Решит, что мальчик сошел с ума. Но не на папу же ему быть похожим! Хотя и папа, когда трезвый, тоже смахивает на Пушкина — какой-то бравостью, весельем, папа хвастал, и это было прелестно, ему, правда, не хватало фантазии, но и маме тоже. Он готов был с ними поделиться.
— Что есть у стрелочника? — спрашивал папа и отвечал, не дождавшись ответа: — Жезл. Что есть жезл? Символ власти. Какой власти? Беспримерной. Поезд идет, машины пыхтят, ждут, поезд прошел, машины гудят, а я в домике медлю, и жезл на столе лежит, я его не беру, а достаю портсигар…
Отец, действительно, достал портсигар.
— Достаю папиросы…
Отец действительно достал папиросы.
— Закуриваю…
Над комнатой поплыл запах табака, обожаемый мальчиком. Он зашевелил носом, принюхиваясь.
— И только потом, — сказал отец, — когда эти на переезде отчаялись и гудеть перестали, откладываю папиросу, надеваю фуражку и выхожу…

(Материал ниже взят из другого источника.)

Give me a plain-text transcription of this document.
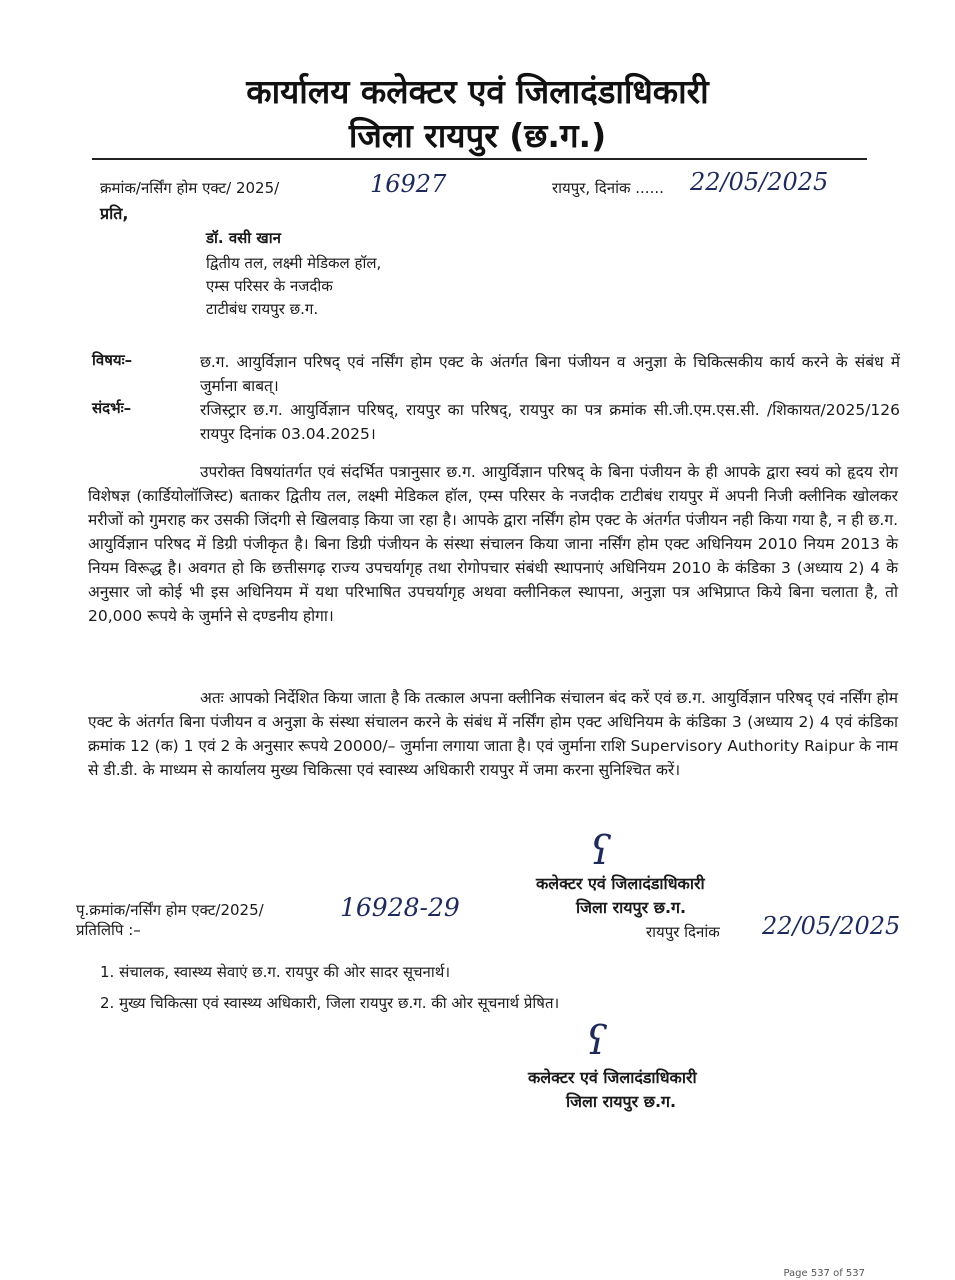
कार्यालय कलेक्टर एवं जिलादंडाधिकारी
जिला रायपुर (छ.ग.)
क्रमांक/नर्सिंग होम एक्ट/ 2025/	16927	रायपुर, दिनांक ...... 22/05/2025
प्रति,
डॉ. वसी खान
द्वितीय तल, लक्ष्मी मेडिकल हॉल,
एम्स परिसर के नजदीक
टाटीबंध रायपुर छ.ग.
विषयः–	छ.ग. आयुर्विज्ञान परिषद् एवं नर्सिंग होम एक्ट के अंतर्गत बिना पंजीयन व अनुज्ञा के चिकित्सकीय कार्य करने के संबंध में जुर्माना बाबत्।
संदर्भः–	रजिस्ट्रार छ.ग. आयुर्विज्ञान परिषद्, रायपुर का परिषद्, रायपुर का पत्र क्रमांक सी.जी.एम.एस.सी. /शिकायत/2025/126 रायपुर दिनांक 03.04.2025।
उपरोक्त विषयांतर्गत एवं संदर्भित पत्रानुसार छ.ग. आयुर्विज्ञान परिषद् के बिना पंजीयन के ही आपके द्वारा स्वयं को हृदय रोग विशेषज्ञ (कार्डियोलॉजिस्ट) बताकर द्वितीय तल, लक्ष्मी मेडिकल हॉल, एम्स परिसर के नजदीक टाटीबंध रायपुर में अपनी निजी क्लीनिक खोलकर मरीजों को गुमराह कर उसकी जिंदगी से खिलवाड़ किया जा रहा है। आपके द्वारा नर्सिंग होम एक्ट के अंतर्गत पंजीयन नही किया गया है, न ही छ.ग. आयुर्विज्ञान परिषद में डिग्री पंजीकृत है। बिना डिग्री पंजीयन के संस्था संचालन किया जाना नर्सिंग होम एक्ट अधिनियम 2010 नियम 2013 के नियम विरूद्ध है। अवगत हो कि छत्तीसगढ़ राज्य उपचर्यागृह तथा रोगोपचार संबंधी स्थापनाएं अधिनियम 2010 के कंडिका 3 (अध्याय 2) 4 के अनुसार जो कोई भी इस अधिनियम में यथा परिभाषित उपचर्यागृह अथवा क्लीनिकल स्थापना, अनुज्ञा पत्र अभिप्राप्त किये बिना चलाता है, तो 20,000 रूपये के जुर्माने से दण्डनीय होगा।
अतः आपको निर्देशित किया जाता है कि तत्काल अपना क्लीनिक संचालन बंद करें एवं छ.ग. आयुर्विज्ञान परिषद् एवं नर्सिंग होम एक्ट के अंतर्गत बिना पंजीयन व अनुज्ञा के संस्था संचालन करने के संबंध में नर्सिंग होम एक्ट अधिनियम के कंडिका 3 (अध्याय 2) 4 एवं कंडिका क्रमांक 12 (क) 1 एवं 2 के अनुसार रूपये 20000/– जुर्माना लगाया जाता है। एवं जुर्माना राशि Supervisory Authority Raipur के नाम से डी.डी. के माध्यम से कार्यालय मुख्य चिकित्सा एवं स्वास्थ्य अधिकारी रायपुर में जमा करना सुनिश्चित करें।
ʕ
कलेक्टर एवं जिलादंडाधिकारी
जिला रायपुर छ.ग.
पृ.क्रमांक/नर्सिंग होम एक्ट/2025/	16928-29
प्रतिलिपि :–	रायपुर दिनांक 22/05/2025
1. संचालक, स्वास्थ्य सेवाएं छ.ग. रायपुर की ओर सादर सूचनार्थ।
2. मुख्य चिकित्सा एवं स्वास्थ्य अधिकारी, जिला रायपुर छ.ग. की ओर सूचनार्थ प्रेषित।
ʕ
कलेक्टर एवं जिलादंडाधिकारी
जिला रायपुर छ.ग.
Page 537 of 537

Отец приподнялся из-за стола, и, хотя жезла не было, ложка прекрасно его заменила, и увлажнились глаза мальчика от счастья, что он видит перед собой, ну, никак не меньше, чем царя.
— И они все, проезжая мимо, не чертыхаются, заметьте, зная, что им через мой переезд еще ездить и ездить, а голову гнут: «Здрастье вам, Василий Митрофанович, как оно у вас, здоровье-то, настроение как, хорошее, а погода-то, погода, ну, бывайте, до вечера», а про себя думают: «Чтобы ты сдох до вечера в своей конуре, черт собачий!» — люди, они, Витенька, лицемеры, не хуже тебя и такие же артисты, как ты, еще покруче. Ох чувствую, быть тебе одним из них — лицемером.
— Лицедеем, — поджав губы, говорила мама. — Книжки неплохо бы читать.
— А что я, думаешь, делаю, когда на переезде тихо? — спрашивал отец, шел к сумке и доставал синенький томик (а Витенька-то обыскался!), где находилась именно та литография Пушкина, на которой сходство с Витькой было уж совсем феноменальным.
— Его убили, мама, — говорил мальчик, всхлипывая. — Его убил Дантес. Знаешь?
— Знаю, — отвечала мама. — Это был негодяй, каких мало.
— А почему никто не убил Дантеса? — спрашивал мальчик, и глаза его начинали грозно и глухо гореть.
— Он сам сдох, — сказала мать с не присущей ей грубостью. — И никто о нем, кроме некоторых дураков, хорошего слова не скажет.
— Я бы его убил, — сказал мальчик. — Жаль, что ты родила меня поздно.
— Я тебя вовремя родила, солнышко мое, — отвечала она.
И он убегал в сад, а потом из сада на станцию, где бабки готовились к приходу вечернего поезда, ревниво разглядывая, что каждая из них заготовила для торговли — чи с вишнями пироги, чи с яблоками, чи с картоплей, и каждая оценивала спортивные кондиции другой, примеряла, как обойти ловчей и первой подбежать со своим товаром к вагону.